We continued down this line for about 10 minutes.  It’s tough to impart to someone that the entirety of your fitness goals are wrapped up in a wistful, ethereal past, where you can glide down a jogging path while holding  a joking conversation with some of your best friends.  It is equally tough to figure out a fitness-lingo-ridden way to tell a guy you want to lose the neck fat that makes you tilt your head back in photos like a seriously douchey guy who is doing the “what up, son?” head-nod.

The next item on our “to-discuss” list was diet habits.  At this point I had gotten a relatively decent handle on my fast food eating, but as we went down the questions it became clear to me that Dave was shocked that I hadn’t been eating shredded turkey, wrapped in lettuce for lunch and washing that down with 400 milliliters of Shredbomb 38,000 XXL fitness shake.

“So about how many cans of pop do you drink a day?” Dave asked this question with a prosecutional tone.  I started to sweat more than usual.  Which is saying something.

“Um I drink about–”

Dave inhaled sharply.  Hooosh!  He pulled in air like an almost-drowned swimmer.

“–2-3 cans–”

Huuuuhhhh!?!  Dave leaned back, eyes bulging like his delts on a weight machine, sucking in like a stoner trying to milk the last hit out of an almost-empty bong hit.

“–a day.”

The final nail crushed my coffin lid shut.  Dave’s face read like I had just confessed a massive and crippling addiction to free-basing cocaine.  Slowly he leaned back towards me, wheeling his freshly recoiled chair back towards the table we were meeting at.

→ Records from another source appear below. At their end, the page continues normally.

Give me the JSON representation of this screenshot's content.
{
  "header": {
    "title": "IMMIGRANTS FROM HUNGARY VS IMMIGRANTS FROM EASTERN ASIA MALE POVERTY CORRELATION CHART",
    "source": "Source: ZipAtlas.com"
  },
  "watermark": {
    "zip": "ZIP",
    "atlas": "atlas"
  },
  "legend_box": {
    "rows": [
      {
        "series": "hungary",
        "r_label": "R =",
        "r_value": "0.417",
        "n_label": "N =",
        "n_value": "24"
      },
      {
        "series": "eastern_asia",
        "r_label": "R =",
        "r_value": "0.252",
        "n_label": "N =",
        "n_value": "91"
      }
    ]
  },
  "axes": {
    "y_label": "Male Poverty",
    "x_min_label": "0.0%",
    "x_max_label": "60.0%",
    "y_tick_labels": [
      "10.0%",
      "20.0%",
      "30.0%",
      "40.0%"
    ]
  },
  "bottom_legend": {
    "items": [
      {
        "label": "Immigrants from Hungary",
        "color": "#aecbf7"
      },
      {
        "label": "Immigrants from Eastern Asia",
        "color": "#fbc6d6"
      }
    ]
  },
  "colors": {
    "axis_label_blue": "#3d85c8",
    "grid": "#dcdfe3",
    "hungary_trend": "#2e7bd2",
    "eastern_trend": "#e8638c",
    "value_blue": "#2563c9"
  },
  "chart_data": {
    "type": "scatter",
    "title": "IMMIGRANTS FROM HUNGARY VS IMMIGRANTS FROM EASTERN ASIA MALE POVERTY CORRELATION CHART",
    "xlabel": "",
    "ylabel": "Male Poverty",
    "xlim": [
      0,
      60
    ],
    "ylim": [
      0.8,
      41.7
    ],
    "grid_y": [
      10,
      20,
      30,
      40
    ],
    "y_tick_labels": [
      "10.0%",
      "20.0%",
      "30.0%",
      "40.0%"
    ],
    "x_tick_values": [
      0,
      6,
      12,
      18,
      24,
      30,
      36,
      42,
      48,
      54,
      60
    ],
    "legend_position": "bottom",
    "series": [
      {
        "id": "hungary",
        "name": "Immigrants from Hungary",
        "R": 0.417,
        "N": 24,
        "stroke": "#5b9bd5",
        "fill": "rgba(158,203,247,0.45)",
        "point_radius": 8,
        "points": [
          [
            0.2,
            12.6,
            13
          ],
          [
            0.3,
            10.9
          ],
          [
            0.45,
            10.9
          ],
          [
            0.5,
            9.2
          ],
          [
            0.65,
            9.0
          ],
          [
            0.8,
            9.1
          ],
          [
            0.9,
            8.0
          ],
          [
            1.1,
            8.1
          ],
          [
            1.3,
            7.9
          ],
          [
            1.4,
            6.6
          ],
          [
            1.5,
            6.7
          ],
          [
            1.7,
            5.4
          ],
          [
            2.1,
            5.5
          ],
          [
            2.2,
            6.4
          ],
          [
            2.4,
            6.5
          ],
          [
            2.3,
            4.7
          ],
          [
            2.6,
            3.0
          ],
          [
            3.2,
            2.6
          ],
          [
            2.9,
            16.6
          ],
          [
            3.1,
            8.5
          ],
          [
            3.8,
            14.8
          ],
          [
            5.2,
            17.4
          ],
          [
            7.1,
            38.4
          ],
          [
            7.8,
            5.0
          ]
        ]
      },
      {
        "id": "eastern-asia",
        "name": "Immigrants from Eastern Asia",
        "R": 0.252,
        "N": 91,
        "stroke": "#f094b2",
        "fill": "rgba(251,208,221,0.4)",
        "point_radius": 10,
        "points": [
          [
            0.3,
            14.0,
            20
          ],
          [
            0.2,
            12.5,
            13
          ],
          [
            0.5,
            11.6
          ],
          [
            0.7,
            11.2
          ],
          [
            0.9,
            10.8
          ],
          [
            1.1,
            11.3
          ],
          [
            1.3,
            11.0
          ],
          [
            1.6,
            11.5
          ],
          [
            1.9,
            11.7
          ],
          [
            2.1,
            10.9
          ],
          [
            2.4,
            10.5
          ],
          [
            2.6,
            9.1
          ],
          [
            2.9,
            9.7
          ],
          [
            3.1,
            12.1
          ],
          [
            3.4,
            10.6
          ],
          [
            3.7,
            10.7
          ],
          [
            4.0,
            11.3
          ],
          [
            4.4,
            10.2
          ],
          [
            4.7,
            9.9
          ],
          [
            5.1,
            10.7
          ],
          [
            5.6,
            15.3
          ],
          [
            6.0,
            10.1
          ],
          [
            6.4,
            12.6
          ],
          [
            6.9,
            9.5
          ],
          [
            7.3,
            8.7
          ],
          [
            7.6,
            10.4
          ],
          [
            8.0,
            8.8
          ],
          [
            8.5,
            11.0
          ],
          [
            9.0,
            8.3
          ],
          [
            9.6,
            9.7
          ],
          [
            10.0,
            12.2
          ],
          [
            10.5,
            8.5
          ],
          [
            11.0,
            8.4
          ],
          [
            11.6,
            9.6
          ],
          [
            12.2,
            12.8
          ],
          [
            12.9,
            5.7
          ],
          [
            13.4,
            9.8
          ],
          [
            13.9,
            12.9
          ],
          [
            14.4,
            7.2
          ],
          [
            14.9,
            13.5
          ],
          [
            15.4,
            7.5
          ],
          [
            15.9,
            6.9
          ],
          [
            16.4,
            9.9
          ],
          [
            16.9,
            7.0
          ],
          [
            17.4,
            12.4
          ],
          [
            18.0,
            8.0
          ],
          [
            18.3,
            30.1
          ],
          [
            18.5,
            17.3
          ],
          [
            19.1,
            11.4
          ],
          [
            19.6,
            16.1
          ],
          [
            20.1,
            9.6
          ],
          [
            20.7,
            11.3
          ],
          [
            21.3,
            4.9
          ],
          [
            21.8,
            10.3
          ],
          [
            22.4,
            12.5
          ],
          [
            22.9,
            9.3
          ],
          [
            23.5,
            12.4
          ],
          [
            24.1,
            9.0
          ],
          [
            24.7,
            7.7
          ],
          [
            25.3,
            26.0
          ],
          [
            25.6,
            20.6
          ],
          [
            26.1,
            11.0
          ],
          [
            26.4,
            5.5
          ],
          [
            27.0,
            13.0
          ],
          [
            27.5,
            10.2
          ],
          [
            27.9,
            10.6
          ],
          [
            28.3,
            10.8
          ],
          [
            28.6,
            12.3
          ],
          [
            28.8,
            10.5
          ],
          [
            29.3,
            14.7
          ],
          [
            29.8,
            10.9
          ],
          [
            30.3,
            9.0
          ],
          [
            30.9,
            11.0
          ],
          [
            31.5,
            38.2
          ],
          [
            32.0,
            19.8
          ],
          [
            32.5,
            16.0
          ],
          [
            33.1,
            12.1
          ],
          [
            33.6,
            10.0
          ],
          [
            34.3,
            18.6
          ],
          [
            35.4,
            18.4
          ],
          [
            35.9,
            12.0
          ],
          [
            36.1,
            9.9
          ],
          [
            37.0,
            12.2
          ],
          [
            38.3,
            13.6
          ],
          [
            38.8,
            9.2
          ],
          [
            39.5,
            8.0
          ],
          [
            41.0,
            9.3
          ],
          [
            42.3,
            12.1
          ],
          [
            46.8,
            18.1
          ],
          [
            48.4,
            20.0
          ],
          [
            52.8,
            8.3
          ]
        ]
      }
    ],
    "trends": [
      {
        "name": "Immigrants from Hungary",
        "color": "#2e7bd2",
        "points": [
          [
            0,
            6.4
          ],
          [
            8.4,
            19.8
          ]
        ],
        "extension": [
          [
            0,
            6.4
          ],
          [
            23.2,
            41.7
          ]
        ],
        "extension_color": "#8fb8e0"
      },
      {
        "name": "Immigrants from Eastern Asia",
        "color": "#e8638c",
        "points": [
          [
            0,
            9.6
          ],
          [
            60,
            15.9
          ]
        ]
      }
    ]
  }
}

In a fearful tone he whispered, “Do you know what’s in those?”

He sounded so serious, so mortified-with-fear-and-concern that I felt certain he must know something that I didn’t.  He must know that yellow dye #5 is actually the key ingredient in cooking meth and that Diet Mountain Dew is actually used as a pesticide by the Taliban on their terror-funding poppy-seed-heroin-fields.

Dave then proceeded to fill me in on the utterly vile and evil history of aspartame, belly fat, and caffeine.  I numbly nodded my head, attempting to listen.  Dave and I weren’t going to have a working relationship.  That much was abundantly clear.  I didn’t want to have a “keg chest” or “Abs from the wolfpack in the Twilight movies” and he didn’t approve of my heinous abuse of artificial sweeteners and carbonation.

I ran through a litany of drills and lifts with Dave that day, each of which was definitely challenging.

We didn’t run, though, and that’s what I want to do.

I want to run.  I want to set my feet to pavement, or trail, or rubberized surface and leave the world in my wake.  Dave doesn’t understand that urge.  Neither does my body.  Eventually I hope to reconnect with that primal instinct; to reignite the flame.

Maybe I should start drinking less pop, too.


  1. d says:

    jesus christ, i hope “Abs from the wolfpack in the Twilight movies” is an actual, honest-to-god quote hahahaha.

    I know just what you mean in this piece…about not wanting to be He-Man, but just to be fit and capable.